Buona la prima: finalmente si abbonda
di FRANCESCA CUCCUINI
ROMA - Buona la prima. Certo: avversario non blasonato e obiettivo in palio che sembra poco per una squadra come la Lazio. Ma i biancocelesti sono una formazione che cerca di ripartire e questa volta lo fa bene. Segnano in tanti ma soprattutto segnano tre neo acquisti su quattro. All'appello manca solo Djordjevic che però ce la mette tutta e lascia il posto a Miroslav Klose con la maglia completamente sudata. A proposito del Panzer: grande festa per lui all'ingresso in campo e fantastico ringraziamento con il gol finale che ammazza definitivamente il Bassano e costringe l'arbitro a fischiare la fine con qualche secondo di anticipo.
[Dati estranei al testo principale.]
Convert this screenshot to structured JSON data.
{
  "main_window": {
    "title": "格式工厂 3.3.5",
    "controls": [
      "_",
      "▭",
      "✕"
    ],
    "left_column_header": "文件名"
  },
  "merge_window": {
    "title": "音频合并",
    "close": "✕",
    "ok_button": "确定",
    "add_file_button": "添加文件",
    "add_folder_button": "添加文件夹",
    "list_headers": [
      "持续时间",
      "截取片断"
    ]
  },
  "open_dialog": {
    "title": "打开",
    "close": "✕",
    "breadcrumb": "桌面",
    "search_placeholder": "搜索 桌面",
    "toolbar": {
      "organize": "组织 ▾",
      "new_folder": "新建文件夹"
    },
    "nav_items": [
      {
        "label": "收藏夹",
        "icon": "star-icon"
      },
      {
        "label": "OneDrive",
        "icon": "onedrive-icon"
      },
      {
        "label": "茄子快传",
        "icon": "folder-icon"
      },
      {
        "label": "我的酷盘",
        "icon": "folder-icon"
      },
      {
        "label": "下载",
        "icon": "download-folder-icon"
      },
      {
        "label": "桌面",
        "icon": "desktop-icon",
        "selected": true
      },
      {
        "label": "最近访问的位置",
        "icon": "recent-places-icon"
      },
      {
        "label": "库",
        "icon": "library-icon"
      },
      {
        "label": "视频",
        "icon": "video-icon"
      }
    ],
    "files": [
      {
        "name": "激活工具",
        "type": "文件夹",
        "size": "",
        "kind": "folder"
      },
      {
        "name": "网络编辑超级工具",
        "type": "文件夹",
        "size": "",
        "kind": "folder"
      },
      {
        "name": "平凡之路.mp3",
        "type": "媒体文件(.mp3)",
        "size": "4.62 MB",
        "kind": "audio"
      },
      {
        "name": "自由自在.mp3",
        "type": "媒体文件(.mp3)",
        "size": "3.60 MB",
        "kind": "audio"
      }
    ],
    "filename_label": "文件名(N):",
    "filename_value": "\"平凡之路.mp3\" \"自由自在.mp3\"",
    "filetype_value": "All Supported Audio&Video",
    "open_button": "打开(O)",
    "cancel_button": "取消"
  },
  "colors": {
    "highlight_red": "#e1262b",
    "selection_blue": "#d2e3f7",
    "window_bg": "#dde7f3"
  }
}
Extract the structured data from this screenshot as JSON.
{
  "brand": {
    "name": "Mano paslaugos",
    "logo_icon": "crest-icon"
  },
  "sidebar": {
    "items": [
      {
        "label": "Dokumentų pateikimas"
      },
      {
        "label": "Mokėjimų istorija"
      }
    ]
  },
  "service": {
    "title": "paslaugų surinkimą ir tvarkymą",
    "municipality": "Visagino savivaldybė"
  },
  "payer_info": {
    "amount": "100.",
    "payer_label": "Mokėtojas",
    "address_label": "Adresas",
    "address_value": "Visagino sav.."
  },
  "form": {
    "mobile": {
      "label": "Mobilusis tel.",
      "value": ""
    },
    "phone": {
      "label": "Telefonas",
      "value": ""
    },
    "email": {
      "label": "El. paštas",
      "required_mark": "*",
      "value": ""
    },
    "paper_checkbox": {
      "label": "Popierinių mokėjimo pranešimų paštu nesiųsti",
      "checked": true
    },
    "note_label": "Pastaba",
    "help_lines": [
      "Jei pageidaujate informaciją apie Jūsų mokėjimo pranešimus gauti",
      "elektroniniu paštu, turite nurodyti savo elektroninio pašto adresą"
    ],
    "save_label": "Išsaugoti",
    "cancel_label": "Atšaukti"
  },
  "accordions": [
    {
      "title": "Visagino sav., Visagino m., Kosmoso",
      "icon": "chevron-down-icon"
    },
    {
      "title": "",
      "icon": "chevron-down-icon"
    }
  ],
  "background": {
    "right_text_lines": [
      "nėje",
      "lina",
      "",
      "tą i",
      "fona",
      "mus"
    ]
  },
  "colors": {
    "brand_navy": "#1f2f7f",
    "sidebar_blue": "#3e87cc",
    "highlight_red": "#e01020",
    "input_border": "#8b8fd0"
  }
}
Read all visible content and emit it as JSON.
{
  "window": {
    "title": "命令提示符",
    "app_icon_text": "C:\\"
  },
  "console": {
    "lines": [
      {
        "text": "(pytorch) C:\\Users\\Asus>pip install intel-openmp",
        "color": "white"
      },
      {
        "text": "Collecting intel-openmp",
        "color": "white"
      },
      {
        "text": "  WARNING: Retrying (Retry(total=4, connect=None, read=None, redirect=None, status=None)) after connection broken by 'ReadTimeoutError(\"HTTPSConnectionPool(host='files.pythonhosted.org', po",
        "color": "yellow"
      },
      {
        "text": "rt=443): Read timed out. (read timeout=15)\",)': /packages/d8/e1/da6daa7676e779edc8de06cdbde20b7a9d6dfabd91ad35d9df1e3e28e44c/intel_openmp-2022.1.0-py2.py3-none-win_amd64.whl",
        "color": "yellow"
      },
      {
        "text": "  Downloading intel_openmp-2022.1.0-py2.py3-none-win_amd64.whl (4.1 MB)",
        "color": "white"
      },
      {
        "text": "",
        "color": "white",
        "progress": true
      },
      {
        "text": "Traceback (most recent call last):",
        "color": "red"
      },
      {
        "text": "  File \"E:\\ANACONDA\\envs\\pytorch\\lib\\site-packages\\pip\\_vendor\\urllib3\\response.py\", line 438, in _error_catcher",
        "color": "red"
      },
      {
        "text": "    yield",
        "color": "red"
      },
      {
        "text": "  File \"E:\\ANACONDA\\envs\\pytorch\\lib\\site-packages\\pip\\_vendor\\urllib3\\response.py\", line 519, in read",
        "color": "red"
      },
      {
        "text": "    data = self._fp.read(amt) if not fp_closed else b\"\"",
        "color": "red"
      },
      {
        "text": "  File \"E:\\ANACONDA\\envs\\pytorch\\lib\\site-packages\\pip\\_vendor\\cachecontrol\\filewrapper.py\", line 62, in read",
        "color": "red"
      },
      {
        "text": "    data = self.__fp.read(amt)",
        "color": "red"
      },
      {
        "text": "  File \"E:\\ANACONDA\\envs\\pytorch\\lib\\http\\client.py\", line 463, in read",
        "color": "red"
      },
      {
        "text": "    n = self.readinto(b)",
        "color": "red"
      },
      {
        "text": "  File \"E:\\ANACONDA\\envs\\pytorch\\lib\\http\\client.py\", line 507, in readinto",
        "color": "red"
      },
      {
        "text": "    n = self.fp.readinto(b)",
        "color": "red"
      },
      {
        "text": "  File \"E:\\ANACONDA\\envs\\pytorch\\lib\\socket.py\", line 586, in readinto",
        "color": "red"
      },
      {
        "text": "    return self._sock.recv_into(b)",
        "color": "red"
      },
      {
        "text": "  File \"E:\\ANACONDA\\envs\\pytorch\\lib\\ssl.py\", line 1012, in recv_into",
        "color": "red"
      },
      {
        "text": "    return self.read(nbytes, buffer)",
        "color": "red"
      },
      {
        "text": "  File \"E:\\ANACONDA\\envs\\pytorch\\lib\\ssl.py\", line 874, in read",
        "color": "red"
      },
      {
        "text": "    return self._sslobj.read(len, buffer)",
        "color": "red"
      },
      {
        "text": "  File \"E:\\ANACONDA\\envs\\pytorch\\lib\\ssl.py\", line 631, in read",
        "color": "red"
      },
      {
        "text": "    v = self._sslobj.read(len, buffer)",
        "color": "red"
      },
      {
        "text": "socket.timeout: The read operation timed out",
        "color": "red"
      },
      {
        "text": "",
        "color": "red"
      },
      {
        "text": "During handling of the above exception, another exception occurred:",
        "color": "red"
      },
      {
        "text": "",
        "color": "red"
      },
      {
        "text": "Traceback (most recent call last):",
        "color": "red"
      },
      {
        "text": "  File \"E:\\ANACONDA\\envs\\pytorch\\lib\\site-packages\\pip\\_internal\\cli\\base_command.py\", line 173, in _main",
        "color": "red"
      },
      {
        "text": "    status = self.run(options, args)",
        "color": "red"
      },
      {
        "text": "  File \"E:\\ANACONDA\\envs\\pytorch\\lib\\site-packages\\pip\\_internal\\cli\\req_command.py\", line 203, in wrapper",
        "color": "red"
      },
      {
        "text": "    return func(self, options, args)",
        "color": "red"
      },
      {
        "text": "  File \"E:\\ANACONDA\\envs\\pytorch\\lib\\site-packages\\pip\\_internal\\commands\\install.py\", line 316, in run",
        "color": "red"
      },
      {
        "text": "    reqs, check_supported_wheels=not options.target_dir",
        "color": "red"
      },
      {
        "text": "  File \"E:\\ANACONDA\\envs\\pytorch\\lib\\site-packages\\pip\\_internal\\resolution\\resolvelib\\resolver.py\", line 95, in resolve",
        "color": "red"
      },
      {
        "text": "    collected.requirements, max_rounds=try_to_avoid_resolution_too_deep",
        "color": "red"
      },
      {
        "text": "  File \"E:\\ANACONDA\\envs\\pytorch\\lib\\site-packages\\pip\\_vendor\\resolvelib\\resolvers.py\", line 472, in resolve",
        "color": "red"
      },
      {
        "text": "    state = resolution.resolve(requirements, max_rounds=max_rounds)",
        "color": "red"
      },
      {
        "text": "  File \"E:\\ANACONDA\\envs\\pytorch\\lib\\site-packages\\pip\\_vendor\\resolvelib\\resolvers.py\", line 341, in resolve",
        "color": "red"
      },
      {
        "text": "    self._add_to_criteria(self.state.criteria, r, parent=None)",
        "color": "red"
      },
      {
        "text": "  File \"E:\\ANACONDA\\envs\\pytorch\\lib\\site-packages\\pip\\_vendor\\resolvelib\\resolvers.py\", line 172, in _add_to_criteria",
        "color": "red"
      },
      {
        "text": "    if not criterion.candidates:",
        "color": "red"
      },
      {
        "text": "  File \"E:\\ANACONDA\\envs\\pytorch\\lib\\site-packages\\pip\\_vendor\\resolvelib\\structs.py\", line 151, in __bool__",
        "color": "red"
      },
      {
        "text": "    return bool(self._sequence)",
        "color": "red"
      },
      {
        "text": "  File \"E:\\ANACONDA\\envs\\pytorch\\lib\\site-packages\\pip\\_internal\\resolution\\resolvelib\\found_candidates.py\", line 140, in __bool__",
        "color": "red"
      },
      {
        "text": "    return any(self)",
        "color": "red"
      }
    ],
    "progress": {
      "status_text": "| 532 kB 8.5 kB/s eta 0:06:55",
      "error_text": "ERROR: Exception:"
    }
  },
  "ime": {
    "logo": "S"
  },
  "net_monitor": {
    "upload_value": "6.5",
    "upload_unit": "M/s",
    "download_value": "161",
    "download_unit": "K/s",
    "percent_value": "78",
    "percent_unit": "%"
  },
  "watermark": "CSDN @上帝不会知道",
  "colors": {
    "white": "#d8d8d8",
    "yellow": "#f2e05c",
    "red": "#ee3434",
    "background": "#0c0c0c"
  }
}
Avversario meno blasonato, certo, ma una Lazio che dilaga in questo modo è difficile da ricordare in una gara ufficiale. Anche un talento di belle speranze come Balde Keita è difficile da ricordare e, i suoi due gol, fanno sognare il tifo indemoniato che continua ad interrogarsi sul da farsi mentre esulta per l'ennesimo gol di questa abbondante serata. Abbondanza: da quanto non se ne sentiva parlare da questa sponda del Tevere?
Ma quando accadono queste cose è troppo facile dare ogni merito ai giocatori. Più difficile riconoscere il lavoro di un allenatore forse troppo criticato che ha puntato su quello che tutti avevano dimenticato: il gruppo. Un secondo tempo superiore alla prima frazione al contrario delle precedenti Lazio che morivano sul finale. Lavori in corso, ma già a buon punto, quindi.